Deve-se lembrar que desde 2006 os EUA incluem a Venezuela na lista dos países que não cooperam na luta contra o terrorismo. Na mesma linha se manifestou o subsecretário adjunto para a América Latina, Arturo Valenzuela, declarando que a denúncia feita por Uribe era "muito séria". Ambas as declarações jogam espessas sombras de dúvidas sobre as capacidades intelectuais dos dois funcionários e, ainda mais grave, alimentam a suspeita de que, por conta da fixação pela mentira, a qualidade moral de ambos não parece muito diferente da de Uribe.
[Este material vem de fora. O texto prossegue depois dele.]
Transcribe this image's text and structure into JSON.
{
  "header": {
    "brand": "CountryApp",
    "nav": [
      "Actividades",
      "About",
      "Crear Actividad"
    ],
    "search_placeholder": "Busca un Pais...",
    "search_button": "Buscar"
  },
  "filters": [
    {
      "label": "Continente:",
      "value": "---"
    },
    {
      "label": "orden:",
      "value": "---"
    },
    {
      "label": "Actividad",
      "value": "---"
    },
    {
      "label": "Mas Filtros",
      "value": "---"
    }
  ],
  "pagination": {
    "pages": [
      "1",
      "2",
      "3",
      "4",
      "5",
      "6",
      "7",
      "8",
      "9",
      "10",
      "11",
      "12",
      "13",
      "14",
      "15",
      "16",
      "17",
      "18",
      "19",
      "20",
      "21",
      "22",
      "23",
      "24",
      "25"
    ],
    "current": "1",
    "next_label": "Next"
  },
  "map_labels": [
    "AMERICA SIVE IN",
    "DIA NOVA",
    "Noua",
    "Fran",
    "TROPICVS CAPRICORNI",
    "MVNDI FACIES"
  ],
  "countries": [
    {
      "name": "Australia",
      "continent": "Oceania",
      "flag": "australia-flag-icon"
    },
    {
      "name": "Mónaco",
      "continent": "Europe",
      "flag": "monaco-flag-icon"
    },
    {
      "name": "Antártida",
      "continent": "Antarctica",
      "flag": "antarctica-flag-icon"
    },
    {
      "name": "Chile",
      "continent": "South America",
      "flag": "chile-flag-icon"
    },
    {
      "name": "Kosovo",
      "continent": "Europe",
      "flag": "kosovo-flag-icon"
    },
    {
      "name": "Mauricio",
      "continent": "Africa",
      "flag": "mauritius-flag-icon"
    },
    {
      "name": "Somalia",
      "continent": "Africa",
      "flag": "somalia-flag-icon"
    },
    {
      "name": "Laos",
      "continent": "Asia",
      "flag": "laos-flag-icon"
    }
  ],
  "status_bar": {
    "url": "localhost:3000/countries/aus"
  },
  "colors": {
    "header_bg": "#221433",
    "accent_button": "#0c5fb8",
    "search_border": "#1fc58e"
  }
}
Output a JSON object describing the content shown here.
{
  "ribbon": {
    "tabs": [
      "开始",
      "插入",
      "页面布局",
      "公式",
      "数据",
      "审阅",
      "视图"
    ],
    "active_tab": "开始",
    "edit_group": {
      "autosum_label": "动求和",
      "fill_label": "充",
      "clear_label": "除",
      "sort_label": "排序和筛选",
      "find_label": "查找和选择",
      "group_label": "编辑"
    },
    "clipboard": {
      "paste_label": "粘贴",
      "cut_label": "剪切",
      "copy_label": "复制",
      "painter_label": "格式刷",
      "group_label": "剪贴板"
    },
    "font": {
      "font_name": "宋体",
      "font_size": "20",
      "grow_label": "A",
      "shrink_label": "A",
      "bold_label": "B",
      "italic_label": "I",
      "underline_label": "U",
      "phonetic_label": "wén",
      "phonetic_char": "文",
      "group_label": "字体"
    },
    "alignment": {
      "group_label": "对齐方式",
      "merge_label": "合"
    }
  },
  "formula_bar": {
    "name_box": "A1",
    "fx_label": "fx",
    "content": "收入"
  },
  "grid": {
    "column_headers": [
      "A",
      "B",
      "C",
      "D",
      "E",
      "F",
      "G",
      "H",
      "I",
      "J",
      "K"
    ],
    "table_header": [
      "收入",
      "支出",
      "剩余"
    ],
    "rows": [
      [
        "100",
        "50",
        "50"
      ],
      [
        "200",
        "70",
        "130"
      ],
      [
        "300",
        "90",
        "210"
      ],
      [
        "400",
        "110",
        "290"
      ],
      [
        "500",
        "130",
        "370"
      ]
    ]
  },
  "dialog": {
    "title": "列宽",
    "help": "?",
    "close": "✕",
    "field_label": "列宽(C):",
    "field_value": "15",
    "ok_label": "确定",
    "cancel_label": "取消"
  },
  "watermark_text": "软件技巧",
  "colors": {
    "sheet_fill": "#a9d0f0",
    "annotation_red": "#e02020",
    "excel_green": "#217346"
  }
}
É evidente que, para os administradores imperiais, qualquer coisa que convenha a seus interesses, eles tratam de fazê-la aparecer aos olhos da opinião pública como "séria e contundente". E são esses interesses que moveram a Casa Branca a pedir uma última "prova de amor" ao governante colombiano poucos dias antes de abandonar a presidência. Como é de público conhecimento, o prontuário que a DEA, a CIA e o FBI vêm construindo sobre Uribe por seus íntimos e ramificados vínculos com os narcotraficantes não permite ao mandatário colombiano desobedecer a nenhuma ordem originada de Washington, sob pena de ter a mesma sorte do ex-presidente panamenho Manuel A. Noriega e terminar seus dias em uma prisão de segurança máxima nos EUA.
As mentiras sobre as FARC
A disparatada denúncia de Uribe, um mentiroso inveterado, vem sob medida para impulsionar a desestabilização que Washington quer produzir às vésperas de cruciais eleições venezuelanas programadas para 26 de setembro, e ao mesmo tempo legitimar o impressionante programa de militarização que está impondo na América Latina, sendo que uma de suas maiores expressões foi a assinatura do tratado Obama-Uribe, mediante o qual o país sul-americano cede ao menos sete bases militares para uso das forças armadas dos EUA. Por isso os porta-vozes do governo norte-americano simulam que consideram "sérias e contundentes" as provas que respaldam a denúncia de Uribe, sabendo que não têm sustentação alguma e que são pura conversa fiada e montagens fotográficas. Mas as mentiras são parte do discurso oficial dos EUA, elementos imprescindíveis para dar legitimidade aos desígnios do imperialismo norte-americano, e isso por várias razões.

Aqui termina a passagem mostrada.